Generación provida, ¡no tengáis miedo!

Jóvenes voluntarios con Juan Manuel Cotelo, director de cine en el Cerro de los Ángeles.

A ti, querido lector, 40 días por la vida te anima a estar allí, en el frente. A “no tener miedo y a luchar, porque esta batalla es la nuestra. Nosotros somos generación provida.”

Decía José María Pemán que «la virtud más eminente consiste en hacer, sencillamente, lo que debemos de hacer». Pues bien, responder a la llamada provida “es lo que nos toca ahora.
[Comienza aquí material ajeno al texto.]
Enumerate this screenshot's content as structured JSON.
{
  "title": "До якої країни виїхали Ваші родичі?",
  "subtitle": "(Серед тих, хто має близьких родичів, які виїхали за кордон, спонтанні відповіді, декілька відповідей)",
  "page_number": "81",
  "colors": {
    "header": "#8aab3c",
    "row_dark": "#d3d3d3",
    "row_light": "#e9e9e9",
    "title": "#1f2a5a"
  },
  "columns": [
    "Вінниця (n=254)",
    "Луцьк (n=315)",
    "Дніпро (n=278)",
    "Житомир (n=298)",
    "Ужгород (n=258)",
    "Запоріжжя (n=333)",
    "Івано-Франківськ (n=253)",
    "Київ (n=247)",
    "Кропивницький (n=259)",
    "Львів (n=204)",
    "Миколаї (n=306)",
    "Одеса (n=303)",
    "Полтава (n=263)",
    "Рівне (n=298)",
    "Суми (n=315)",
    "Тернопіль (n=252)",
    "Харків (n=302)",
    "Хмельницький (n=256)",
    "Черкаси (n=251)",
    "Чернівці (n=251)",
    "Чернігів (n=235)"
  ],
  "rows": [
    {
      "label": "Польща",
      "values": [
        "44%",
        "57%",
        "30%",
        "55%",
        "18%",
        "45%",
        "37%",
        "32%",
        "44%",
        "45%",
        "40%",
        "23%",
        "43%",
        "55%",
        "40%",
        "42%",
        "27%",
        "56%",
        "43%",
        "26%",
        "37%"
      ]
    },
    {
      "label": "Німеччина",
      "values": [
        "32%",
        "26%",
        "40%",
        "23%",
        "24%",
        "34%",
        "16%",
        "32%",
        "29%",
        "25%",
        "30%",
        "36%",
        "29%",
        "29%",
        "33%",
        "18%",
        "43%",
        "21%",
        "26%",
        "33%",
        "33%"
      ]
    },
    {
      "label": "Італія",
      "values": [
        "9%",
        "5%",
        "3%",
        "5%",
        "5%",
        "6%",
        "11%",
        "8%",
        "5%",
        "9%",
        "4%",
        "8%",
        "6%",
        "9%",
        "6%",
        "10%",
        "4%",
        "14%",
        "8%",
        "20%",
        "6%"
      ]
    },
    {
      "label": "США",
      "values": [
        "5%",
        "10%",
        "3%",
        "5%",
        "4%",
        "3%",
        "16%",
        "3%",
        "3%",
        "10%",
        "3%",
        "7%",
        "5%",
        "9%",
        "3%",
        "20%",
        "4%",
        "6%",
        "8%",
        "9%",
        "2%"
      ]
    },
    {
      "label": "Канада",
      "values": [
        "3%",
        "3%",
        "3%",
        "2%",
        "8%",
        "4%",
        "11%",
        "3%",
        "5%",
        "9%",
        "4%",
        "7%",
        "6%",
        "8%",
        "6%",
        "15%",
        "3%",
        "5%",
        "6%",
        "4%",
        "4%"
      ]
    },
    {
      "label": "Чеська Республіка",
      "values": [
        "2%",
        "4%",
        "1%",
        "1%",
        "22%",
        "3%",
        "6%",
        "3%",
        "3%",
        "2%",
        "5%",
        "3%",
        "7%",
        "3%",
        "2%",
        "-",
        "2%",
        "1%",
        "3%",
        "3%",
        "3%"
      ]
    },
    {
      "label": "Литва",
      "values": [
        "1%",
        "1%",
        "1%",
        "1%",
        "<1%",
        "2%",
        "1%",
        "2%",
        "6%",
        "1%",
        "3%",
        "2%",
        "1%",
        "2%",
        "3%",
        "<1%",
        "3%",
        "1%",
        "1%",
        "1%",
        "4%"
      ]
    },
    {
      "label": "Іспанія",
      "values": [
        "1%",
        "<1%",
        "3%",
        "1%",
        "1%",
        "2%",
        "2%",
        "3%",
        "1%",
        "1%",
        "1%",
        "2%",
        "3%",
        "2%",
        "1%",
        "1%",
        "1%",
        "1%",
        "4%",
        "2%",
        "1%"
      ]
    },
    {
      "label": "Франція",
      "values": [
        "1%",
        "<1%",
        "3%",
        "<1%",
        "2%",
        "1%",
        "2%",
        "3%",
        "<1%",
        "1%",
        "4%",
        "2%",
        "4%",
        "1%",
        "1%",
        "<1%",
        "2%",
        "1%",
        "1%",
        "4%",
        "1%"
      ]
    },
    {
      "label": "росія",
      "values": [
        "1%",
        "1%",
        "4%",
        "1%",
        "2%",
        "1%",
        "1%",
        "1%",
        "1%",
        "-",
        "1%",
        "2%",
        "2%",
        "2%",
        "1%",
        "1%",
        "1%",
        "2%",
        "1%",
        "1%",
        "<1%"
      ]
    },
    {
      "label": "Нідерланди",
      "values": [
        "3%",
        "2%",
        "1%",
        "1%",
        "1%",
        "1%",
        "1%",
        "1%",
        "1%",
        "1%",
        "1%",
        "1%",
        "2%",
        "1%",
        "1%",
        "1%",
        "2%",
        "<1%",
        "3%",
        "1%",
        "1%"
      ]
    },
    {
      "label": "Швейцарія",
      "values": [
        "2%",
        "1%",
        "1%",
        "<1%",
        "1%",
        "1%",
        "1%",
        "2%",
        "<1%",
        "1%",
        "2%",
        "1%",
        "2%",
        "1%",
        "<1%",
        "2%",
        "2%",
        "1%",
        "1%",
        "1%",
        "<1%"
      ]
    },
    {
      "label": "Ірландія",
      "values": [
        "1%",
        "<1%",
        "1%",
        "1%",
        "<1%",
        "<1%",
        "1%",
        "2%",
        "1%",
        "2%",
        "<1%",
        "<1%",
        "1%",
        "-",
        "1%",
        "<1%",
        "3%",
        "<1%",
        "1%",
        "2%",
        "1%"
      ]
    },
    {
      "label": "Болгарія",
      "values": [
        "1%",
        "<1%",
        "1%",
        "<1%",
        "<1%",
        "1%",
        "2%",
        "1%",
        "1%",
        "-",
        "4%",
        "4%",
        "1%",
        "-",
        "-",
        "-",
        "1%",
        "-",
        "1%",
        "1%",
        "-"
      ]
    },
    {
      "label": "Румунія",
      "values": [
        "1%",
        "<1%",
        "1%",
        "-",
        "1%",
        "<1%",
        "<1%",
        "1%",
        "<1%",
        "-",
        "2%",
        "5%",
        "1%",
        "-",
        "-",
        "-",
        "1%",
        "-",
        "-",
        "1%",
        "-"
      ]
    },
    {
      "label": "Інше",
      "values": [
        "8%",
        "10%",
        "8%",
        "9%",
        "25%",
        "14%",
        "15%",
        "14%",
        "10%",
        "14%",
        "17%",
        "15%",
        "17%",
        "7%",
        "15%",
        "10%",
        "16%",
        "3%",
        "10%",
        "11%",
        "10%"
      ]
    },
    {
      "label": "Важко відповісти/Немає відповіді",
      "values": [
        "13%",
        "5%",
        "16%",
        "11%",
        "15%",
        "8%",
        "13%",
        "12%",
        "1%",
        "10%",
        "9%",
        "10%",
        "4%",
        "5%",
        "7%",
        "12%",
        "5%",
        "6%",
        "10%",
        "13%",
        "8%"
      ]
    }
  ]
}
Esto no es una vocación de unos pocos; es la vocación que le ha tocado vivir nuestra juventud. Y frente a los que dicen que el aborto no les toca a ellos, se equivocan. Claro que les toca. Es nuestra generación la que se están cargando. Somos generación provida, nos ha tocado a nosotros. Lo que pasa es que todos lo tenemos que descubrir. Es algo de todos.

Aunque aumente el rechazo de un mundo acechado por la muerte, los valientes de la generación provida que osan contrariar el «espíritu de los tiempos», siguen proclamando con orgullo que están vivos; y con su sacrificio irradian vida en aquellas personas que, atraídas hacia ellos por su corazón inquieto, deciden buscar la alternativa de la vida.

A sí mismo, 40 días por la vida seguirá convocando a la vida a quienes por cualquier motivo, siguen nadando a favor de la corriente ideológica del momento que atenta contra la vida del más inocente e indefenso, contra la mujer y contra la familia. ¡Ánimo valientes! ¡Somos generación provida! ¡Viva la vida!